“A most curious and convoluted argument whose mother was undoubtedly necessity,” wrote Judge Rosemary M. Collyer in describing the argument made by the U.S. Department of Health and Human Services (HHS) to uphold the constitutionality of cost-sharing reduction payments to insurers under Section 1402 of the Affordable Care Act (ACA). On May 12, 2016, the U.S. District Court for the District of Columbia issued summary judgment in favor of Congress in U.S. House of Representatives v. Burwell, finding that Section 1402 payments had been made without an appropriation in violation of the U.S. Constitution. The latest in a series of court decisions involving the ACA, Judge Collyer’s ruling offers an interesting review of constitutional law and budgetary policy.

ACA Section 1402 mandates that insurers offering qualified health plans through the Exchanges reduce cost-sharing obligations, such as deductibles, copayments and other charges, for eligible low-income individuals and families. More than half of all Exchange plan enrollees received cost-sharing reductions in 2015. The question presented to the court was whether Congress made an appropriation for payments to insurers for cost-sharing reductions provided by Section 1402.

The Constitution requires that authorization and appropriation by Congress are nonnegotiable prerequisites to government spending. The parties agreed that Congress had in Internal Revenue Code (IRC) Section 1324 made a permanent appropriation for Section 1401 of the ACA, which added a new section 36B to the IRC for the payment of premium assistance tax credits. HHS argued that ACA Section 1402 was “economically and programmatically integrated” with Section 1401 and therefore could be implemented consistent with the express appropriation for Section 1401 of the ACA. The court disagreed.

The court found that Congress had not made an appropriation for the process of making “periodic and timely payments” for the cost-sharing reductions. Denying the connection to Section 1401 for appropriation purposes, the court held that premium tax credits are payable under IRC Section 36B, while the cost-sharing reductions are payable under ACA Section 1402. The court’s opinion is an interesting review of the balance of power set forth in the Constitution and the dangers of the legislative drafting process, especially the manner in which each provision involved Congressional Budget Office (CBO) cost estimate scoring. The court’s finding cites to CBO and Office of Management and Budget (OMB) documents that appear to conflict with HHS’s current argument, acknowledging “that no permanent appropriation was available for Section 1402 reimbursements.”

The judge was unpersuaded by HHS’s arguments attempting, as it did in King v. Burwell, to show the intertwined nature of ACA provisions, in this case the cost-sharing and tax credit provisions. The decision distinguishes the dispute from King, where the U.S. Supreme Court addressed whether the ACA’s tax credits are available to individuals who purchase coverage in states with a federal Exchange. While the controversy in King, dealt with arguments over text and drafting, the dispute in House involves whether payments made under ACA Section 1402 had been effectively authorized by Congress. As the Judge plainly explains “There is nothing in the ACA that prevents compliance. The funds simply must be appropriated.”

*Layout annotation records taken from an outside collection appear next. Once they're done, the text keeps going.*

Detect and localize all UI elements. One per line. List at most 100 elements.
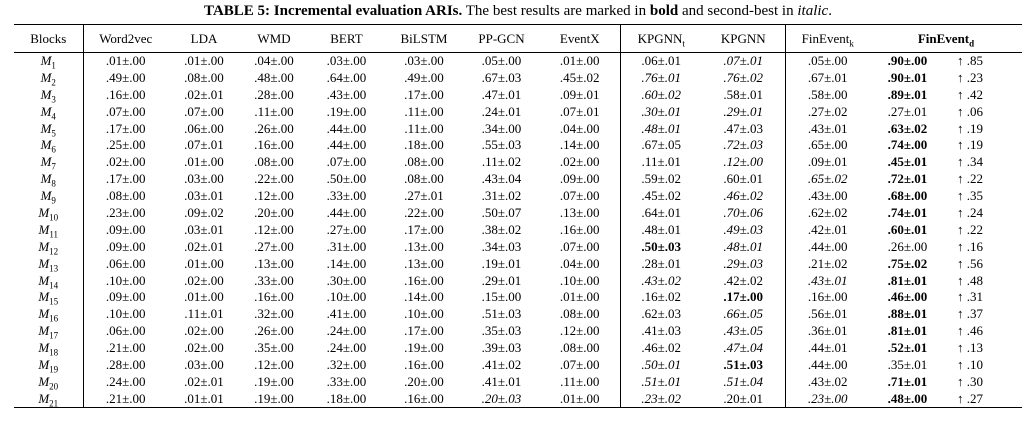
value-cell: .50±.07 <box>481 204 522 220</box>
gain-cell: ↑ .35 <box>957 188 983 204</box>
value-cell: .42±.01 <box>807 221 848 237</box>
value-cell: .48±.01 <box>702 238 786 256</box>
value-cell: .72±.03 <box>702 136 786 154</box>
value-cell: .58±.01 <box>702 86 786 104</box>
value-cell: .81±.01 <box>887 272 928 288</box>
block-name: M <box>38 373 50 389</box>
value-cell: .62±.03 <box>641 306 682 322</box>
value-cell: .76±.02 <box>702 69 786 87</box>
value-cell: .04±.00 <box>254 53 294 69</box>
value-cell: .88±.01 <box>887 306 928 322</box>
value-cell: .36±.01 <box>807 323 848 339</box>
table-row: M11 .09±.00 .03±.01 .12±.00 .27±.00 .17±.00 .3… <box>14 221 1022 240</box>
value-cell: .01±.00 <box>184 289 224 305</box>
block-subscript: 18 <box>49 347 59 358</box>
value-cell: .12±.00 <box>254 221 294 237</box>
value-cell: .19±.00 <box>254 390 294 406</box>
table-row: M15 .09±.00 .01±.00 .16±.00 .10±.00 .14±.00 .1… <box>14 288 1022 307</box>
value-cell: .08±.00 <box>184 69 224 85</box>
gain-cell: ↑ .19 <box>957 120 983 136</box>
value-cell: .41±.00 <box>326 306 367 322</box>
value-cell: .19±.00 <box>404 340 444 356</box>
value-cell: .29±.01 <box>481 272 522 288</box>
value-cell: .22±.00 <box>254 171 294 187</box>
block-name: M <box>38 221 50 237</box>
value-cell: .14±.00 <box>404 289 444 305</box>
header-text: KPGNN <box>637 30 683 46</box>
value-cell: .02±.00 <box>105 154 146 170</box>
column-header: EventX <box>540 24 621 53</box>
gain-cell: ↑ .27 <box>957 390 983 406</box>
value-cell: .16±.02 <box>641 289 682 305</box>
value-cell: .46±.00 <box>887 289 928 305</box>
value-cell: .49±.00 <box>105 69 146 85</box>
value-cell: .06±.00 <box>105 323 146 339</box>
value-cell: .43±.01 <box>807 272 848 288</box>
value-cell: .24±.00 <box>105 373 146 389</box>
value-cell: .18±.00 <box>326 390 367 406</box>
value-cell: .02±.01 <box>184 373 224 389</box>
value-cell: .72±.01 <box>887 171 928 187</box>
value-cell: .20±.03 <box>481 390 522 406</box>
value-cell: .11±.01 <box>184 306 224 322</box>
block-cell: M16 <box>14 305 84 323</box>
block-cell: M4 <box>14 103 84 121</box>
value-cell: .48±.01 <box>641 221 682 237</box>
value-cell: .33±.00 <box>326 373 367 389</box>
value-cell: .13±.00 <box>404 255 444 271</box>
caption-italic: italic <box>797 3 829 19</box>
value-cell: .44±.01 <box>807 340 848 356</box>
value-cell: .08±.00 <box>105 188 146 204</box>
value-cell: .03±.00 <box>404 53 444 69</box>
value-cell: .27±.02 <box>807 103 848 119</box>
value-cell: .19±.01 <box>481 255 522 271</box>
block-subscript: 3 <box>51 94 56 105</box>
value-cell: .10±.00 <box>404 306 444 322</box>
value-cell: .27±.00 <box>326 221 367 237</box>
value-cell: .74±.01 <box>887 204 928 220</box>
value-cell: .07±.00 <box>105 103 146 119</box>
value-cell: .02±.00 <box>184 272 224 288</box>
value-cell: .89±.01 <box>887 86 928 102</box>
gain-cell: ↑ .34 <box>957 154 983 170</box>
gain-cell: ↑ .13 <box>957 340 983 356</box>
value-cell: .16±.00 <box>404 356 444 372</box>
value-cell: .62±.02 <box>807 204 848 220</box>
value-cell: .16±.00 <box>540 221 621 239</box>
caption: TABLE 5: Incremental evaluation ARIs. Th… <box>0 3 1036 20</box>
block-name: M <box>40 86 52 102</box>
value-cell: .12±.00 <box>254 188 294 204</box>
gain-cell: ↑ .30 <box>957 373 983 389</box>
table-row: M20 .24±.00 .02±.01 .19±.00 .33±.00 .20±.00 .4… <box>14 373 1022 391</box>
value-cell: .48±.00 <box>887 390 928 406</box>
value-cell: .09±.02 <box>184 204 224 220</box>
value-cell: .44±.00 <box>807 238 848 254</box>
value-cell: .20±.00 <box>254 204 294 220</box>
block-cell: M21 <box>14 390 84 408</box>
value-cell: .49±.00 <box>404 69 444 85</box>
column-header: Blocks <box>14 24 84 53</box>
block-name: M <box>40 103 52 119</box>
value-cell: .26±.00 <box>254 120 294 136</box>
value-cell: .03±.00 <box>326 53 367 69</box>
block-subscript: 7 <box>51 161 56 172</box>
block-name: M <box>40 137 52 153</box>
value-cell: .11±.00 <box>540 373 621 391</box>
value-cell: .08±.00 <box>404 171 444 187</box>
column-header: LDA <box>190 30 218 46</box>
value-cell: .27±.01 <box>404 188 444 204</box>
table-row: M3 .16±.00 .02±.01 .28±.00 .43±.00 .17±.00 .47… <box>14 86 1022 105</box>
table-row: M7 .02±.00 .01±.00 .08±.00 .07±.00 .08±.00 .11… <box>14 153 1022 172</box>
block-subscript: 17 <box>49 330 59 341</box>
value-cell: .34±.00 <box>481 120 522 136</box>
value-cell: .49±.03 <box>702 221 786 239</box>
value-cell: .75±.02 <box>887 255 928 271</box>
value-cell: .74±.00 <box>887 137 928 153</box>
value-cell: .17±.00 <box>702 288 786 306</box>
value-cell: .03±.01 <box>184 188 224 204</box>
value-cell: .08±.00 <box>254 154 294 170</box>
block-subscript: 11 <box>49 229 58 240</box>
value-cell: .02±.00 <box>184 323 224 339</box>
value-cell: .01±.01 <box>184 390 224 406</box>
value-cell: .06±.01 <box>641 53 682 69</box>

The court enjoined any further reimbursements to insurers under Section 1402 until a valid appropriation is in place and it is doubtful a move to pass an “emergency” appropriation will be made during the remainder of the year, given the politics surrounding the lawsuit, the budget and any ACA “fix.” The court did stay its injunction pending any appeal, so we will have to watch for the next chapter in this ACA courtroom drama.